Until recently, Hampikian said DNA testing on a hair without its root was limited in the information it could provide. But with the help of a colleague at the University of California-Santa Cruz, Ed Green, Hampikian learned of a technique used on ancient DNA that could be used to track down the real killer.
“He said they’ve got this technique they just got working, and he developed a software that would clean up data from very ancient hair to get at useful information, so I said, ‘Could we use that on a 40-year old hair?’ and he said ‘I don’t see why not,’” Hampikian said.

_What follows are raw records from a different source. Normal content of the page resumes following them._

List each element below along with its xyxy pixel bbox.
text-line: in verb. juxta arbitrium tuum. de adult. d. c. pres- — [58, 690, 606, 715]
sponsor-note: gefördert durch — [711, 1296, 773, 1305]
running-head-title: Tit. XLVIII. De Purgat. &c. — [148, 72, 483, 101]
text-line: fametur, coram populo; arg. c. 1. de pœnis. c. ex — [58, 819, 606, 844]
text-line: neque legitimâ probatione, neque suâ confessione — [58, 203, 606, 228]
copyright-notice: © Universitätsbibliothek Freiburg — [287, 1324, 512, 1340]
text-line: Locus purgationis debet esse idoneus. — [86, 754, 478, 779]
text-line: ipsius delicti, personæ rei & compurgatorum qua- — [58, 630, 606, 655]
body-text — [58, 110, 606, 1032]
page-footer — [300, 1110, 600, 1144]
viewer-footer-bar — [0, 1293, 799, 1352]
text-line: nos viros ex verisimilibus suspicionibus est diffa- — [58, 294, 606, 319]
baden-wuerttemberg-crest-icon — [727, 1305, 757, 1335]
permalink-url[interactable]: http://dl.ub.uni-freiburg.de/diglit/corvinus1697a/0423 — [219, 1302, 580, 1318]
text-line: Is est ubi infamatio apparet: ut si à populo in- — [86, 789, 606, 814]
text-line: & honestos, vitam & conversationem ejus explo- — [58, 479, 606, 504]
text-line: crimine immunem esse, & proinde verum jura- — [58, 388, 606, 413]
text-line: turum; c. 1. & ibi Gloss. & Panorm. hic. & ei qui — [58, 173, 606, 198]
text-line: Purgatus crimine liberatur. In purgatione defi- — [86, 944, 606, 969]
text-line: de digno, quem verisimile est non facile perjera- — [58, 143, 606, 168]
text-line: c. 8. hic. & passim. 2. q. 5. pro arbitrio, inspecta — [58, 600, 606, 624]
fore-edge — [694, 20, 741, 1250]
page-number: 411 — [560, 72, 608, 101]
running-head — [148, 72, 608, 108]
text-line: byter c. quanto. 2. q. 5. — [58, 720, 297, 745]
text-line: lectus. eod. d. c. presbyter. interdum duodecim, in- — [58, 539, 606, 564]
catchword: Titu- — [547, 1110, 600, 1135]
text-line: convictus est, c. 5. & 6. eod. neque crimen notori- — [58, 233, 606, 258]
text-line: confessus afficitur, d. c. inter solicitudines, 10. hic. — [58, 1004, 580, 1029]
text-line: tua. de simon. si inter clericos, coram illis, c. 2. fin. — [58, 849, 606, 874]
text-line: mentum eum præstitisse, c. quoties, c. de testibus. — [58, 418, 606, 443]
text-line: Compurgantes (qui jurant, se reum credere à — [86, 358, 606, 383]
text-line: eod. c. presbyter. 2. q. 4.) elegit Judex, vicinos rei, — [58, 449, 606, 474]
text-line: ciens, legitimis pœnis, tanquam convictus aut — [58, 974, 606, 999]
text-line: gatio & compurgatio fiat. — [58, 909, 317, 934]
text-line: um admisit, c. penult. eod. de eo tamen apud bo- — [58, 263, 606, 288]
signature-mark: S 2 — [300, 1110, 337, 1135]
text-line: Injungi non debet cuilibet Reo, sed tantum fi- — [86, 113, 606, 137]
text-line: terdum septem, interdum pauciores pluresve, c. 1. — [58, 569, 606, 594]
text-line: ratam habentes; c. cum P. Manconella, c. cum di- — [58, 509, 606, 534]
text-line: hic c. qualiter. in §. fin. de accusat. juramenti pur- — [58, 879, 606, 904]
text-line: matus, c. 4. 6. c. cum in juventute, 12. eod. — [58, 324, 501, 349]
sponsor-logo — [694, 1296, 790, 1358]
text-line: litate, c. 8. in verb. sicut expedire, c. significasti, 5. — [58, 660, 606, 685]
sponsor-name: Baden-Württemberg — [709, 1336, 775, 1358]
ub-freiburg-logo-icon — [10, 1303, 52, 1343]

Green’s technique is similar to the process used by genealogy companies like 23andMe. While most crime labs use DNA testing processes that require large amounts of DNA that is not degraded by time or other environmental factors, this method works for DNA that has been around for thousands of years. From there, Hampikian said Canyon County Sheriff’s Office investigators hired a genealogist to track the family lines indicated in the DNA — which eventually led them to Dalrymple, who was charged with the crime. Dalrymple was already in prison for kidnapping and abusing another child.
“Idaho is really leading the country in genealogy exonerations and in finding the right guy,” Hampikian said. “This doesn’t happen very often where you get the guy out of prison and you find the right (killer).”
What’s next for Fain
Fain is a private person and didn’t want interviews, according to Hampikian, but he did want people to know some of his thoughts.
“He said to me, ‘You make sure that they know I’m thinking of the victim’s family, that they’re not getting anything from this. This does nothing for them except to remind them.’ And (that) he thinks about them,” Hampikian said. “And ‘I’ll be happy to be done with this and get on with my life.’”
Fain plans to stay in Idaho and retire from his box factory job, Hampikian said. He also wants to buy a pickup truck.
But beyond the monetary reward, Hampikian said the recognition of innocence is the most meaningful.
“After all those years of absolute inhumanity just because they’re telling the truth, after all those years, to be recognized … that’s everything for these guys.”